Déjà réputée dans le domaine de la résolution de conflits liés au cybersquattage, eResolution a mis son expertise technique au service d'une dizaine d'autres organismes, presque tous européens, pour créer ECODIR (Electronic Consumer Dispute Resolution). Même s'il n'est doté d'aucun pouvoir exécutif, ECODIR offre ses services de facilitateur aux consommateurs qui s'estiment lésés.
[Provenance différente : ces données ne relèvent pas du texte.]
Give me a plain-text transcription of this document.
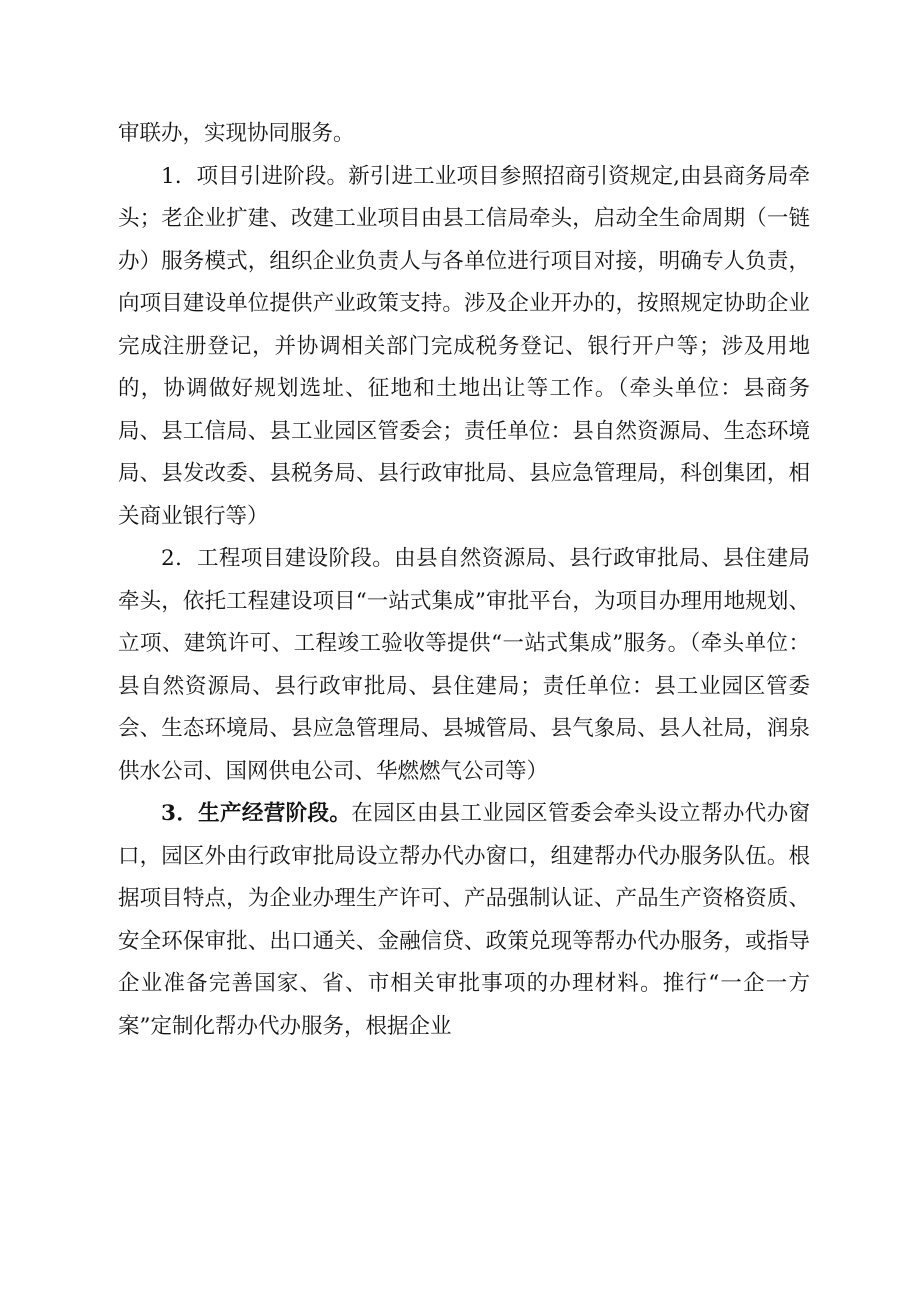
审联办，实现协同服务。

1．项目引进阶段。新引进工业项目参照招商引资规定,由县商务局牵头；老企业扩建、改建工业项目由县工信局牵头，启动全生命周期（一链办）服务模式，组织企业负责人与各单位进行项目对接，明确专人负责，向项目建设单位提供产业政策支持。涉及企业开办的，按照规定协助企业完成注册登记，并协调相关部门完成税务登记、银行开户等；涉及用地的，协调做好规划选址、征地和土地出让等工作。（牵头单位：县商务局、县工信局、县工业园区管委会；责任单位：县自然资源局、生态环境局、县发改委、县税务局、县行政审批局、县应急管理局，科创集团，相关商业银行等）

2．工程项目建设阶段。由县自然资源局、县行政审批局、县住建局牵头，依托工程建设项目“一站式集成”审批平台，为项目办理用地规划、立项、建筑许可、工程竣工验收等提供“一站式集成”服务。（牵头单位：县自然资源局、县行政审批局、县住建局；责任单位：县工业园区管委会、生态环境局、县应急管理局、县城管局、县气象局、县人社局，润泉供水公司、国网供电公司、华燃燃气公司等）

3．生产经营阶段。在园区由县工业园区管委会牵头设立帮办代办窗口，园区外由行政审批局设立帮办代办窗口，组建帮办代办服务队伍。根据项目特点，为企业办理生产许可、产品强制认证、产品生产资格资质、安全环保审批、出口通关、金融信贷、政策兑现等帮办代办服务，或指导企业准备完善国家、省、市相关审批事项的办理材料。推行“一企一方案”定制化帮办代办服务，根据企业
«ECODIR permet de négocier dans un cadre structuré», a expliqué l'avocat Robert Cassius de Linval, directeur des opérations chez eResolution. Les consommateurs échaudés peuvent inviter les commerçants à négocier une solution via la plateforme électronique d'ECODIR. Celle-ci offre à chaque parti une page Web sécurisée qui dresse la liste des faits saillants des procédures. Les échanges entre partis se font via cette plateforme. Le courriel n'est utilisé que pour indiquer à chaque parti qu'une information nouvelle est disponible sur leur page sécurisée.
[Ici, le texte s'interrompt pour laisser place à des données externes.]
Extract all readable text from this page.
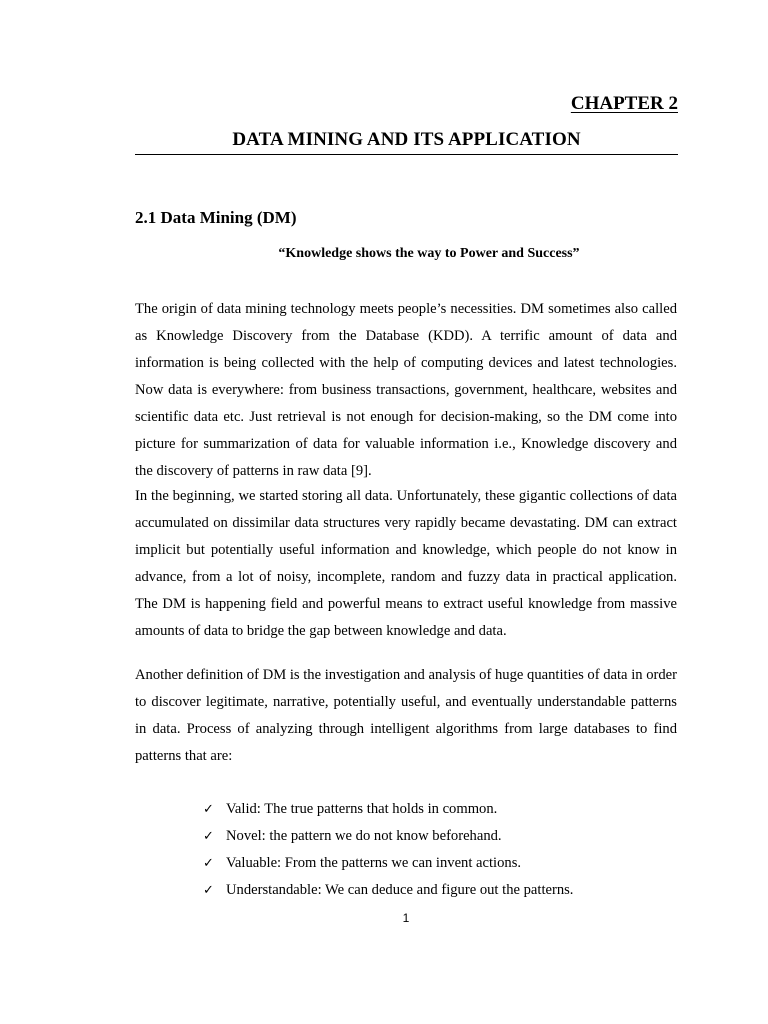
CHAPTER 2
DATA MINING AND ITS APPLICATION
2.1 Data Mining (DM)
“Knowledge shows the way to Power and Success”

The origin of data mining technology meets people’s necessities. DM sometimes also called as Knowledge Discovery from the Database (KDD). A terrific amount of data and information is being collected with the help of computing devices and latest technologies. Now data is everywhere: from business transactions, government, healthcare, websites and scientific data etc. Just retrieval is not enough for decision-making, so the DM come into picture for summarization of data for valuable information i.e., Knowledge discovery and the discovery of patterns in raw data [9].

In the beginning, we started storing all data. Unfortunately, these gigantic collections of data accumulated on dissimilar data structures very rapidly became devastating. DM can extract implicit but potentially useful information and knowledge, which people do not know in advance, from a lot of noisy, incomplete, random and fuzzy data in practical application. The DM is happening field and powerful means to extract useful knowledge from massive amounts of data to bridge the gap between knowledge and data.

Another definition of DM is the investigation and analysis of huge quantities of data in order to discover legitimate, narrative, potentially useful, and eventually understandable patterns in data. Process of analyzing through intelligent algorithms from large databases to find patterns that are:

✓ Valid: The true patterns that holds in common.
✓ Novel: the pattern we do not know beforehand.
✓ Valuable: From the patterns we can invent actions.
✓ Understandable: We can deduce and figure out the patterns.
1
Selon M.Cassius de Linval, les entreprises, même si elle n'y seront pas forcées, devraient se laisser convaincre de répondre à l'invitation de leurs consommateurs. «En affaires, il y a une règle d'or qui dit que c'est toujours mieux de retenir un client que d'en reconquérir un.»
Si les négociations s'étirent sans succès, les deux partis pourront se voir attribuer un médiateur, parmi la liste d'Européens dont disposent ECODIR. Éventuellement, ce médiateur pourrait en arriver à émettre des recommendations. À moins que les deux partis ne s'y soient contraints par contrat, ils ne seront pas liés par ces recommendations.
L'une des sources de financement d'ECODIR est la Commission européenne. Celle-ci serait-elle tentée un jour de donner plus de pouvoirs au consortium? «C'est encore beaucoup trop tôt pour en juger, répond M.Cassius de Linval. Pour l'instant, nous sommes en quelques sortes dans une phase de projet-pilote jusqu'au 25 juin 2002. Le service sera gratuit jusque-là.»
De part l'origine de ses partenaires et artisants, le projet s'adresse principalement aux Européens, mais les internautes de partout peuvent l'utiliser.